I tre Throneless sono lenti, pesantissimi e una punta psichedelici, e stanno su Black Bow, l’etichetta dei Conan (con anche gli Slomatics). Sono il classico gruppo che mantiene le promesse, che uno ascolta perché sa già cosa vuole e a cosa va incontro, possibilmente a volumi spropositati come un loro live (sono già passati in Italia negli anni scorsi e valgono il prezzo del biglietto).

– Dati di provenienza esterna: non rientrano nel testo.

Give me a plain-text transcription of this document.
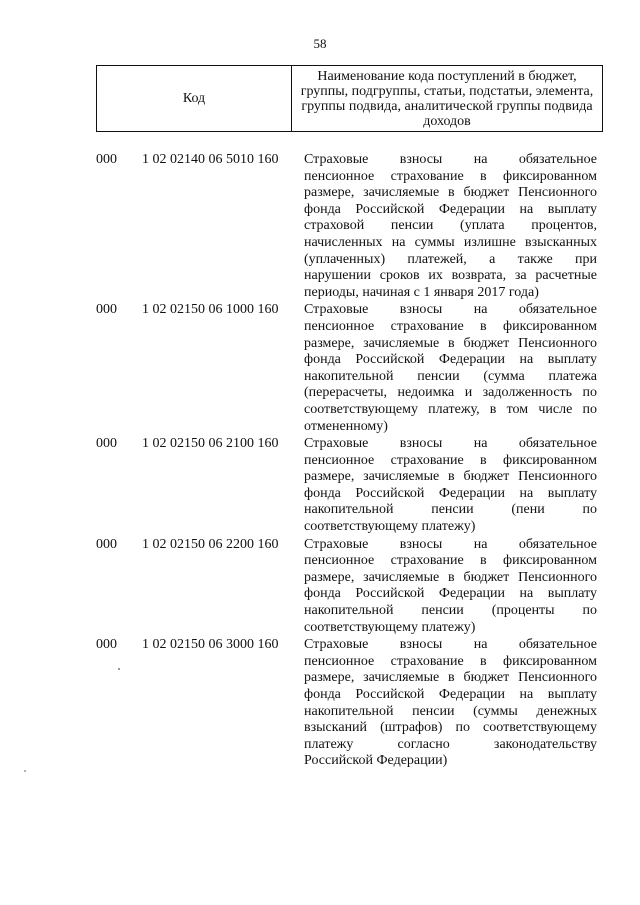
58
Код	Наименование кода поступлений в бюджет, группы, подгруппы, статьи, подстатьи, элемента, группы подвида, аналитической группы подвида доходов
000	1 02 02140 06 5010 160	Страховые взносы на обязательное
пенсионное страхование в фиксированном
размере, зачисляемые в бюджет Пенсионного
фонда Российской Федерации на выплату
страховой пенсии (уплата процентов,
начисленных на суммы излишне взысканных
(уплаченных) платежей, а также при
нарушении сроков их возврата, за расчетные
периоды, начиная с 1 января 2017 года)
000	1 02 02150 06 1000 160	Страховые взносы на обязательное
пенсионное страхование в фиксированном
размере, зачисляемые в бюджет Пенсионного
фонда Российской Федерации на выплату
накопительной пенсии (сумма платежа
(перерасчеты, недоимка и задолженность по
соответствующему платежу, в том числе по
отмененному)
000	1 02 02150 06 2100 160	Страховые взносы на обязательное
пенсионное страхование в фиксированном
размере, зачисляемые в бюджет Пенсионного
фонда Российской Федерации на выплату
накопительной пенсии (пени по
соответствующему платежу)
000	1 02 02150 06 2200 160	Страховые взносы на обязательное
пенсионное страхование в фиксированном
размере, зачисляемые в бюджет Пенсионного
фонда Российской Федерации на выплату
накопительной пенсии (проценты по
соответствующему платежу)
000	1 02 02150 06 3000 160	Страховые взносы на обязательное
пенсионное страхование в фиксированном
размере, зачисляемые в бюджет Пенсионного
фонда Российской Федерации на выплату
накопительной пенсии (суммы денежных
взысканий (штрафов) по соответствующему
платежу согласно законодательству
Российской Федерации)
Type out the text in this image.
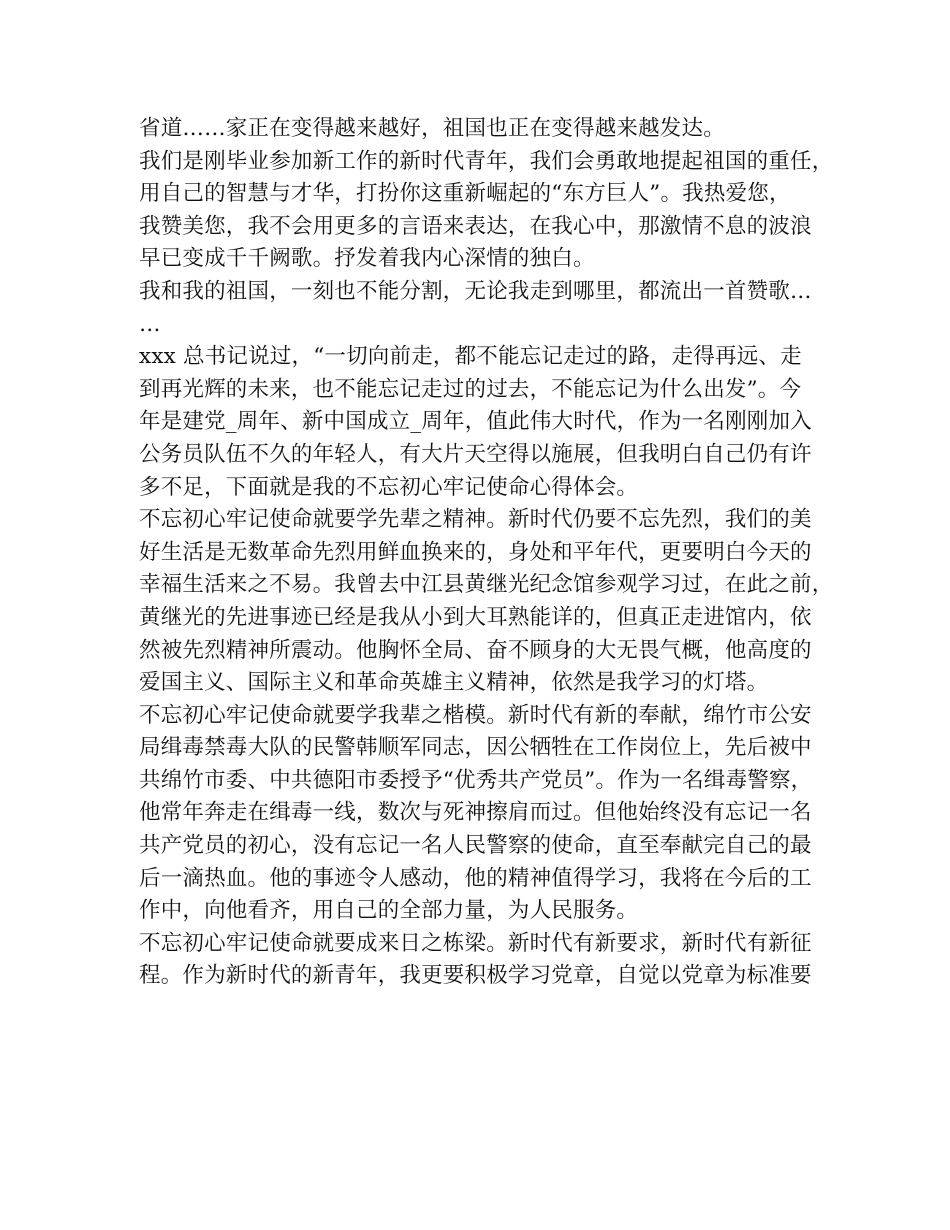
省道……家正在变得越来越好，祖国也正在变得越来越发达。
我们是刚毕业参加新工作的新时代青年，我们会勇敢地提起祖国的重任，
用自己的智慧与才华，打扮你这重新崛起的“东方巨人”。我热爱您，
我赞美您，我不会用更多的言语来表达，在我心中，那激情不息的波浪
早已变成千千阙歌。抒发着我内心深情的独白。
我和我的祖国，一刻也不能分割，无论我走到哪里，都流出一首赞歌…
…
xxx 总书记说过，“一切向前走，都不能忘记走过的路，走得再远、走
到再光辉的未来，也不能忘记走过的过去，不能忘记为什么出发”。今
年是建党_周年、新中国成立_周年，值此伟大时代，作为一名刚刚加入
公务员队伍不久的年轻人，有大片天空得以施展，但我明白自己仍有许
多不足，下面就是我的不忘初心牢记使命心得体会。
不忘初心牢记使命就要学先辈之精神。新时代仍要不忘先烈，我们的美
好生活是无数革命先烈用鲜血换来的，身处和平年代，更要明白今天的
幸福生活来之不易。我曾去中江县黄继光纪念馆参观学习过，在此之前，
黄继光的先进事迹已经是我从小到大耳熟能详的，但真正走进馆内，依
然被先烈精神所震动。他胸怀全局、奋不顾身的大无畏气概，他高度的
爱国主义、国际主义和革命英雄主义精神，依然是我学习的灯塔。
不忘初心牢记使命就要学我辈之楷模。新时代有新的奉献，绵竹市公安
局缉毒禁毒大队的民警韩顺军同志，因公牺牲在工作岗位上，先后被中
共绵竹市委、中共德阳市委授予“优秀共产党员”。作为一名缉毒警察，
他常年奔走在缉毒一线，数次与死神擦肩而过。但他始终没有忘记一名
共产党员的初心，没有忘记一名人民警察的使命，直至奉献完自己的最
后一滴热血。他的事迹令人感动，他的精神值得学习，我将在今后的工
作中，向他看齐，用自己的全部力量，为人民服务。
不忘初心牢记使命就要成来日之栋梁。新时代有新要求，新时代有新征
程。作为新时代的新青年，我更要积极学习党章，自觉以党章为标准要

Tutto si gioca lungo quella linea sottile che separa l’essere ipnotici dall’essere solo stronzi e noiosi: da un lato devi possedere la forza di gravità di un buco nero ed essere flemmatico ma inesorabile come l’ultimo pianeta che gira intorno all’ultima stella, dall’altro devi cambiare un po’ il passo ogni tanto prima che la gente spenga lo stereo, e devi avere una sola buona idea, essere sicuro che sia quella giusta, non importa se è un riff diverso o magari un guizzo della sezione ritmica come in “Born In Vain” o l’inizio e la conclusione melodici di “Cycles”. Ti diranno che assomigli agli Yob o ad altri nel genere, ma tu hai scelto un culto, non la fiera dell’innovazione, ecco perché con “Senseless” vedi se puoi spingere le chitarre ancora più verso il basso, fino al nucleo ancora pulsante della Terra, e con “Oracle” vedi quanto puoi diventare enorme prima di far collassare lo studio di registrazione.

Godibili, niente di meno ma anche niente di più.